Again, money alone doesn’t solve issues, districts like Newark and Patterson and Camden and the like have so many problems (and also are full of people looking to make money off any funding sent to the city), that money alone won’t solve it, but I know of districts in my own area that if they had better funding, would likely see a measurable improvement in how their kids do.
Personally, I am one of those oddballs who, like most industrialized countries, sees education as a national prerogative, as intrinsically important as national defense (think about this one, this election stemmed around people put out of work as unskilled or semi skilled jobs were lost, and how education plays into that), in a time when the US is in global competition economically allowing local whims to dictate education levels doesn’t make sense (and it is not surprising that the countries that routinely are considered ‘better’ than the US all have education systems that are run on a national level to some or full extent).Among other things, funding for public schools hasn’t gotten out of the 19th century where property taxes are the prime means of paying for them, which absolutely makes no sense…
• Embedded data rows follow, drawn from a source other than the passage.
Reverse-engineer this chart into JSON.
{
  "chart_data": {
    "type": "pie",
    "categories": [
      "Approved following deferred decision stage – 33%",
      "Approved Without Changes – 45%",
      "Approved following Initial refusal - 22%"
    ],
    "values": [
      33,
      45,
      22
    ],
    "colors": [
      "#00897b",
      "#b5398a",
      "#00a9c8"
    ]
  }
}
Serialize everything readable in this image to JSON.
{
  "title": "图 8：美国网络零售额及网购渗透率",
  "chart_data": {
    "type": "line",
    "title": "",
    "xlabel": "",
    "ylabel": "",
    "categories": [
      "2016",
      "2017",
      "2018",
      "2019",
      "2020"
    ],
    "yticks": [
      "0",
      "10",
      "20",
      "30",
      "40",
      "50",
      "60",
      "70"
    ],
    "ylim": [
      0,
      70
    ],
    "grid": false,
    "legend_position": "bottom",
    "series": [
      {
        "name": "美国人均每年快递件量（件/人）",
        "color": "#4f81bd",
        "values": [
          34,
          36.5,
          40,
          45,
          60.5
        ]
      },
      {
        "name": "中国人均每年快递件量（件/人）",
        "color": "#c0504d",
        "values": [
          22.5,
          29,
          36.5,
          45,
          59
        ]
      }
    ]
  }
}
@hebegebe, I don’t necessarily agree with Elizabeth Warren’s proposal to dramatically lower student loan interest rates, but I don’t see what’s so “ridiculous” about it on its face. Could you explain that a bit?
It would be interesting to see any peer reviewed research on the topic. The Zillow median home price for Scarsdale(one of your exemplars) is 1.476 million. The median home price in a rural area, such as Harlan county, is 50k. Comparing groups from different economic stratospheres isn’t useful. Anyone that can afford a $1.5 million dollar house can afford to pay a private tutor for SAT prep, if that’s something they think is useful. I do agree that richer schools can offer some of the less common ECs(Lacrosse), which helps in the arms race of college admissions.